The Moral of the Story (just in case it isn’t obvious)
The path to success is paved not with perfect plans but with the courage to act, the wisdom to learn from failures, and the openness to embrace diverse ideas. True innovation arises when we combine the best of tradition with the boldness of experimentation.
Collaboration Software is Killing Collaboration
In our race to enable and support hybrid teams, our reliance on collaboration software has inadvertently caused us to forget the art of true collaboration.
The pandemic forced us to rely on digital platforms for communication and creativity. But as we embraced these tools, something essential was lost in translation. Last week, I watched team members sitting elbow-to-elbow spend two hours synthesizing discovery interviews and debating opportunity areas entirely by chat.
What collaboration is
“Collaboration” seems to have joined the ranks of meaningless corporate buzzwords.
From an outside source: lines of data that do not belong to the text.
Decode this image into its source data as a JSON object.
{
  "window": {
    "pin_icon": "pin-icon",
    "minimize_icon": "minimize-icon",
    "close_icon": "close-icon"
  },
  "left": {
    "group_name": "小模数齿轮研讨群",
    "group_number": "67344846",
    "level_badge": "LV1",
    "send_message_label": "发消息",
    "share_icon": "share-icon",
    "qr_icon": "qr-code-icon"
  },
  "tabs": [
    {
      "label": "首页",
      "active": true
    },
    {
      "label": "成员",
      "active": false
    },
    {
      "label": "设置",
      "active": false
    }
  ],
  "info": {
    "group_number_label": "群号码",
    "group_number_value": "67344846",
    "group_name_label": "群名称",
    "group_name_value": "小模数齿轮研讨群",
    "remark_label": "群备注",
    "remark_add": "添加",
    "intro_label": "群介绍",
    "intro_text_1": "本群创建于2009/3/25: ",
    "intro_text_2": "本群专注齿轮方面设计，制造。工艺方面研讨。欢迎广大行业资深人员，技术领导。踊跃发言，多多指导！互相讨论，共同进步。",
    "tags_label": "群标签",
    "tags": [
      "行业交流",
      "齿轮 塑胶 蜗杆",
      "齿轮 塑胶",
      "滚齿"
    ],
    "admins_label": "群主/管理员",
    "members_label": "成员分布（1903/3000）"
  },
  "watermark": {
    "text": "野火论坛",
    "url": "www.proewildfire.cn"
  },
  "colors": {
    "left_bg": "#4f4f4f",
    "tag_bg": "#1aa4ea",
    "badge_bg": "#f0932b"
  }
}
In an analysis of 1001 values from 172 businesses, “collaboration” was the #2 most common value (integrity was #1), appearing in 23% of the companies’ value statements.
What it means in those companies’ statements is anyone’s guess (we’ve all been in situations where stated values and lived values are two different things). But according to the dictionary, collaboration is “the situation of two or more people working together to create or achieve the same thing.”
That’s a short definition with a lot of depth.
- “The same thing” means that the people working together are working towards a shared goal in which they have a stake in the outcome (not just the completion).
- “Working together” points towards interdependence, that everyone brings something unique to the work and that shared goal cannot be achieved without each person’s unique contribution.
- “Two or more people” needing each other to achieve a shared outcome requires a shared sense of respect, deep trust, and vulnerability.
It’s easy to forget what “collaboration” means. But we seem to have forgotten how to do it.
What collaboration is not
As people grow more comfortable “collaborating” online, it seems that fewer people are actually collaborating.
Instead, they’re:
- Transacting: There is nothing wrong with email, texts, or messaging someone on your platform of choice. But for the love of goodness, don’t tell me our exchange was a collaboration. If it were, every trip to the ATM would be a team-building exercise.
- Offering choices: When you go out to eat at a fast-food restaurant, do you collaborate with the employee to design your meal? No. You order off a menu. Offering a choice between two or three options (without the opportunity to edit or customize the options), isn’t collaboration. It’s taking an order.
- Complying: Compliance is “the act of obeying a law or rule, especially one that controls a particular industry or type of work.” Following rules isn’t collaboration, it’s following a recipe
- Cooperating: Cooperation is when two or more people work together independently or interdependently to achieve someone else’s goal. Collaboration requires shared objectives and ownership, not just shared tasks and timelines.
There’s nothing wrong with any of these activities. Just don’t confuse them with collaboration because it sends the wrong message to your people.
Why this matters
This isn’t an ivory-tower debate about semantics.
When people believe that simple Q&A, giving limited and unalterable options, following rules, and delivering requests are collaboration, they stop thinking. Curiosity, creativity, and problem-solving give way to efficiency and box-checking. Organizations stop exploring, developing, and innovating and start doing the same thing better, faster, and cheaper.
So, if you truly want your organization to grow because it’s filled with creative and empathetic problem-solvers, invest in reclaiming the true spirit of collaboration. After all, the next big idea isn’t hiding in a chat log—it’s waiting to be born in the spark of genuine collaboration.